Thousands of students, parents and staff from New York City charter schools attended a rally in Brooklyn on Thursday to urge state lawmakers to protect charter schools.
Those at the rally at Cadman Plaza and the Brooklyn Bridge, organized by Success Academy Charter Schools, urged the state to expand the number of charter schools, stressing the event was not political ahead of the November mayoral election. That said, there was a host of charter school employees who said they felt forced to show up at a rally they did not support.
During Success Academy’s annual training seminar for incoming teachers in September, Eva Moskowitz, the chief executive officer of SA, dropped in to press the importance of the rally, according to two former employees who were at the meeting.
“When your boss asks you to do something, assuming it's not unethical or a question of conscience, you do the task. Are we clear?” said Moskowitz in a recording of the meeting obtained by BK Reader.
Moskowitz spoke to the incoming teachers at the training seminar about the political threats that charter schools are facing, the former employees said. “We have a core competency in political threats, unfortunately, but this is one of these moments where there is heightened risk, policy risk, political risk. So we are going to do what we've always done, which is to stand up for children and families in a massive way," according to the recording.
Everett McGlamery, a 22-year-old who trained at SA, said he left after three days as he learned how the charter school would clamp down on his political ideology.

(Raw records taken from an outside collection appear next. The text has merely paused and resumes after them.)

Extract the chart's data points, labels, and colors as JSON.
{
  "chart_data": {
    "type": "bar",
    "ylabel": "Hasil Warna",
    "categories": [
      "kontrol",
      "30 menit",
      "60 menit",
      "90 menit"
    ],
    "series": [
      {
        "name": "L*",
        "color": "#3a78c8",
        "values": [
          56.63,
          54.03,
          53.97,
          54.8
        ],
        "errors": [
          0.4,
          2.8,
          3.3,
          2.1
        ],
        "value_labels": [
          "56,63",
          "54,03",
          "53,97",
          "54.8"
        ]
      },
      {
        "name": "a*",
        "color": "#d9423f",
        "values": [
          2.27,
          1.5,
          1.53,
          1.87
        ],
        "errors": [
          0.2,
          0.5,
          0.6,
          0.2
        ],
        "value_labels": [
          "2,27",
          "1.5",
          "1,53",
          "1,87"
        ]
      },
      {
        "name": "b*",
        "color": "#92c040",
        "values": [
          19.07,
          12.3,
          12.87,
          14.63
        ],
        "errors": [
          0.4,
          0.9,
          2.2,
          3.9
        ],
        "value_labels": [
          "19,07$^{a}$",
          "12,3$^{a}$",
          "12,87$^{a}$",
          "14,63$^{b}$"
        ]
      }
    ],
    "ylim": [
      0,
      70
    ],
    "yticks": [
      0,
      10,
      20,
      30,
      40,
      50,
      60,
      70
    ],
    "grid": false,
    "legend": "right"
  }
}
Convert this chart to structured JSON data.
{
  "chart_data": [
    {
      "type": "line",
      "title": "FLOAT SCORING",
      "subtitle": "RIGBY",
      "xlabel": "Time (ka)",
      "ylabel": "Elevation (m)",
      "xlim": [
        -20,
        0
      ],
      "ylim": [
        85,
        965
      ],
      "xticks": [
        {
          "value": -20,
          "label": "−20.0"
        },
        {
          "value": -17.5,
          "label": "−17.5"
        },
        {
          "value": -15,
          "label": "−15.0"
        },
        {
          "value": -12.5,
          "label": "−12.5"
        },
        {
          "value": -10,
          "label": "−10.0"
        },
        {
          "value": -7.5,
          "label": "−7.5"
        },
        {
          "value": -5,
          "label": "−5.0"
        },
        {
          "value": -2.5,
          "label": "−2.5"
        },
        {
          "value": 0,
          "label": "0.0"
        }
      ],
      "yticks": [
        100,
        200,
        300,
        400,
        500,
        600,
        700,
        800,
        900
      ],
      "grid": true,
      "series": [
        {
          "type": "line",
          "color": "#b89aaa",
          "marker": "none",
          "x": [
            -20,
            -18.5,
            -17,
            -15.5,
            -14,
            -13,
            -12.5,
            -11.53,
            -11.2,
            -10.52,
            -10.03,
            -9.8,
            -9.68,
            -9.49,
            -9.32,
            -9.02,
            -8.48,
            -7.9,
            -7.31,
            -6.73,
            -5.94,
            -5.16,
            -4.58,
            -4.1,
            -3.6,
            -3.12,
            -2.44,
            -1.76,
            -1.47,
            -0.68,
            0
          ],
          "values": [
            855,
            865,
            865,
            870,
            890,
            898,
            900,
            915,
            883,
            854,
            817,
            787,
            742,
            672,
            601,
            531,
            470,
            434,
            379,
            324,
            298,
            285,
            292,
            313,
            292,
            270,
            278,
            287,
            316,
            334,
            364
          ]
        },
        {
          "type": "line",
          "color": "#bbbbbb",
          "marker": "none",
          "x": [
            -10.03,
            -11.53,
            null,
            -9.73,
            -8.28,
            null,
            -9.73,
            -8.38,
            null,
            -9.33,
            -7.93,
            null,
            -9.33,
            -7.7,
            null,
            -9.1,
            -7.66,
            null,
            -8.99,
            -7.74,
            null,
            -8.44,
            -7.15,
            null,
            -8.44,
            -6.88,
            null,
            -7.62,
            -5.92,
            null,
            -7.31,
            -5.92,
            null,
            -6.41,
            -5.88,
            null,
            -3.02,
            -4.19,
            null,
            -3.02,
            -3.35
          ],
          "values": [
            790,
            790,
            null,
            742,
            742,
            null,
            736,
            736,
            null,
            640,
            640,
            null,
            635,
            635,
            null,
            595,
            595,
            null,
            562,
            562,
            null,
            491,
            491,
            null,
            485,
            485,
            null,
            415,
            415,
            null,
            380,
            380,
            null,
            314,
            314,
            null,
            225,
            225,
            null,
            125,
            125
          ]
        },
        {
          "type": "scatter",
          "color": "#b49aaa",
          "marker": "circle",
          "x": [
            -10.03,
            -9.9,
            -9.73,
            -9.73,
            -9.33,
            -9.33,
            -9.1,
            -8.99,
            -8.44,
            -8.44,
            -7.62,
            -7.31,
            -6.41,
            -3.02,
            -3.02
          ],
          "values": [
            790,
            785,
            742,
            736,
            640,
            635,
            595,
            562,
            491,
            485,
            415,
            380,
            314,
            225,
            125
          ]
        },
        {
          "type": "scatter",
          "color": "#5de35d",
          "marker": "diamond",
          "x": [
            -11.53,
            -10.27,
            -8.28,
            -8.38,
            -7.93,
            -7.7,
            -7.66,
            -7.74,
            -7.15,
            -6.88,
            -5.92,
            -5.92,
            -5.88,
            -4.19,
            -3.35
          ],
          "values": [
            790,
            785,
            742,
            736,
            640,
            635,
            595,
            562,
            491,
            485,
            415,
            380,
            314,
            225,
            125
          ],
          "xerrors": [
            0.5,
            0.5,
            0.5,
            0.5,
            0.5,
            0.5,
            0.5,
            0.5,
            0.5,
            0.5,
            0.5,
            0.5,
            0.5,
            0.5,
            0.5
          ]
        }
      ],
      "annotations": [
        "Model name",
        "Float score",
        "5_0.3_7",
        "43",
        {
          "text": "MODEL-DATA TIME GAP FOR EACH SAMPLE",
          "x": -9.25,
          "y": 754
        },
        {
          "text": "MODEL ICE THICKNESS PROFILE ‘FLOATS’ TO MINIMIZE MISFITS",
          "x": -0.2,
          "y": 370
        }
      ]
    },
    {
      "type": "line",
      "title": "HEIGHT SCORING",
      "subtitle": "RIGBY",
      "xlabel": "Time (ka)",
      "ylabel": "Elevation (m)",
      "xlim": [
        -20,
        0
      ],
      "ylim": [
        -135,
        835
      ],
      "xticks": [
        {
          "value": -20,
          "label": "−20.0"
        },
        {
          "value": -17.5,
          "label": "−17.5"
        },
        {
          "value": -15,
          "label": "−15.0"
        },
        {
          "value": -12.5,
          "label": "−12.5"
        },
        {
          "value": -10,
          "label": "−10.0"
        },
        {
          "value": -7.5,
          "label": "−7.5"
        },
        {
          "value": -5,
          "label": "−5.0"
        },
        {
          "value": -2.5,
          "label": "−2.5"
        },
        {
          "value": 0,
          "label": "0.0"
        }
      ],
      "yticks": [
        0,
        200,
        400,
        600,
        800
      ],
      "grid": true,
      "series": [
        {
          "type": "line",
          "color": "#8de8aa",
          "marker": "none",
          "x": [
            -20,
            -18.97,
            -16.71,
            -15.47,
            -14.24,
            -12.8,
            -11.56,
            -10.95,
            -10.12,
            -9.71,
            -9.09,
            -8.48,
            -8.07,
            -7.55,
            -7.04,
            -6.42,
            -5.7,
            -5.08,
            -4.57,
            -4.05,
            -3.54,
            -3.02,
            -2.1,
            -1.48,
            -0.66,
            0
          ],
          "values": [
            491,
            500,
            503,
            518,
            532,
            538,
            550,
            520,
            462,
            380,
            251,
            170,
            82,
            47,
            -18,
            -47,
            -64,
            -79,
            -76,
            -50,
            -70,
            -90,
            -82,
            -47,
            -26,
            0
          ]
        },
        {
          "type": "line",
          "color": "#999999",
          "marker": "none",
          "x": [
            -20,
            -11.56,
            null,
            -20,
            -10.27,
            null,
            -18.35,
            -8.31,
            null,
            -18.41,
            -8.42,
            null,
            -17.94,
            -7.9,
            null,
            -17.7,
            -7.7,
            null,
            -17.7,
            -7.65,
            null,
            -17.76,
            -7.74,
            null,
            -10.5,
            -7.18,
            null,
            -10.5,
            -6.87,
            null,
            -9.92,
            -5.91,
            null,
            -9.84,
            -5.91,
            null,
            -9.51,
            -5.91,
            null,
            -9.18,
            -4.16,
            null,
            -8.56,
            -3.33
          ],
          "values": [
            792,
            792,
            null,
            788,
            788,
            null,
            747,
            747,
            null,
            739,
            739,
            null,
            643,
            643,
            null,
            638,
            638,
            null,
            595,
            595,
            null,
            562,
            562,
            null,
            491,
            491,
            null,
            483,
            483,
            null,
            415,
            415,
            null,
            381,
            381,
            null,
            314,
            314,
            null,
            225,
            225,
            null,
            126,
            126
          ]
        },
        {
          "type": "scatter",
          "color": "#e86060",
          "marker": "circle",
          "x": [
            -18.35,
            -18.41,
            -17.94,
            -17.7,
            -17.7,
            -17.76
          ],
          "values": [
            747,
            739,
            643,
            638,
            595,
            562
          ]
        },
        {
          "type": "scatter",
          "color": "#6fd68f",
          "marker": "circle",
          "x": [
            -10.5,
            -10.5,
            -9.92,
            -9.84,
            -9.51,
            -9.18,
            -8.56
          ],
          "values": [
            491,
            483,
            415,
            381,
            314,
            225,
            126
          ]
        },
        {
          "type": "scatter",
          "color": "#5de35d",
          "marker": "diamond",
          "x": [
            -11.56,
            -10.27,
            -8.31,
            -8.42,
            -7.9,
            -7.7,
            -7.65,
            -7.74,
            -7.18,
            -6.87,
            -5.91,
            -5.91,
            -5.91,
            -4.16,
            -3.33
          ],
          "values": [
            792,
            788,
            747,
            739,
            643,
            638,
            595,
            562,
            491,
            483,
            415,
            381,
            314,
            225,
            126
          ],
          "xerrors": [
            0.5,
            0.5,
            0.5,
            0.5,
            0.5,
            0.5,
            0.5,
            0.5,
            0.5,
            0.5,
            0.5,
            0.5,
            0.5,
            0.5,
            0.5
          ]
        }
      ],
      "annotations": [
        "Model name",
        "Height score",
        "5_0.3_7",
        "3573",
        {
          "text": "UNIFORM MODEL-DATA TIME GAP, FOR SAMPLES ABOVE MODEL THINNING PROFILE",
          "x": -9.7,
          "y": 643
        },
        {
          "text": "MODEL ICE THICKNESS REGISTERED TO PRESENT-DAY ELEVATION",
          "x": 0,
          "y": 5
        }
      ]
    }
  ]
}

“I'm not going to let an employer compel my political speech,” said McGlamery.
At the training seminar, SA employees were told to complete a “phone-to-action” plan, a digital system where pro-charter letters would be sent to elected officials. The phone-to-action links were put on a screen with five separate QR codes, a directive to the new recruits, according to photos obtained by BK Reader.
“I submitted a fake report with a fake name, and I encouraged the others around me to do that as well,” said McGlamery. “[Moskowitz] was very upset because the people in the front office had barely participated. It was about 25% participation in these phone-to-action plans."
New York labor laws were updated in 2023 to restrict employers from requiring employees to attend an employer-based event that promotes a political agenda. This rally, however, was categorized as a rally for all charter schools, not a protest against the Democratic mayoral nominee Zohran Mamdani, who has voiced his opposition to charter school expansion.
When asked by BK Reader if she broke state labor laws by forcing employees to attend, Moskowitz stated, “When you decide to work at Success Academy, you sign up to be an ED [education] warrior. And that is very clear in all of our materials.”
Many of the parents found out about the rally through emails and what is known as ‘deliverables,’ or faculty tasks that urge parents to sign up for political advocacy events, said one former SA teacher who asked to remain anonymous.
“We have to promote and ask parents to contact their government officials requesting continued or additional support for charter schools," the former teacher said.
Despite the tension from some employees, the energetic rally at Cadman Plaza transitioned to a march across the Brooklyn Bridge around 11:00am.
Moskowitz stated that there are thousands of New Yorkers who want "the same choices affluent parents get."
"We want the same choices, no matter what zip code you live in," she said during a press conference.
“Charters are public, no more second class,” shouted Kamptary Williams, a Success Academy principal who MC’ed the event, alongside multiple parent speakers and musician and actor Common.
“Equity is access,” the crowd of K-12 school students chanted on their day off from school solely for this event.
“Every year that I've been in this work, there have been people who have been threatening and trying to stop us,” said Rafiq Kalam Id-Din, founder of Ember Charter Schools and chair of the Black, Latinx, Asian Charter Collaborative (BLACC).
“Stop listening to the fake news that charter schools take away resources from public schools," he told BK Reader. "That's like saying public schools take away resources from public schools. No one would say Bronx Science is taking away resources from P.S. 5."
Michelle West, a 48-year-old mother whose child attends the Success Academy in Crown Heights, said she is very pleased with the education her child has received.
“I would never pull them out of this school," she said. "It's the best school. He's in second grade on a fourth-grade reading level… It's like a family, and they need to stop threatening to take away charter schools."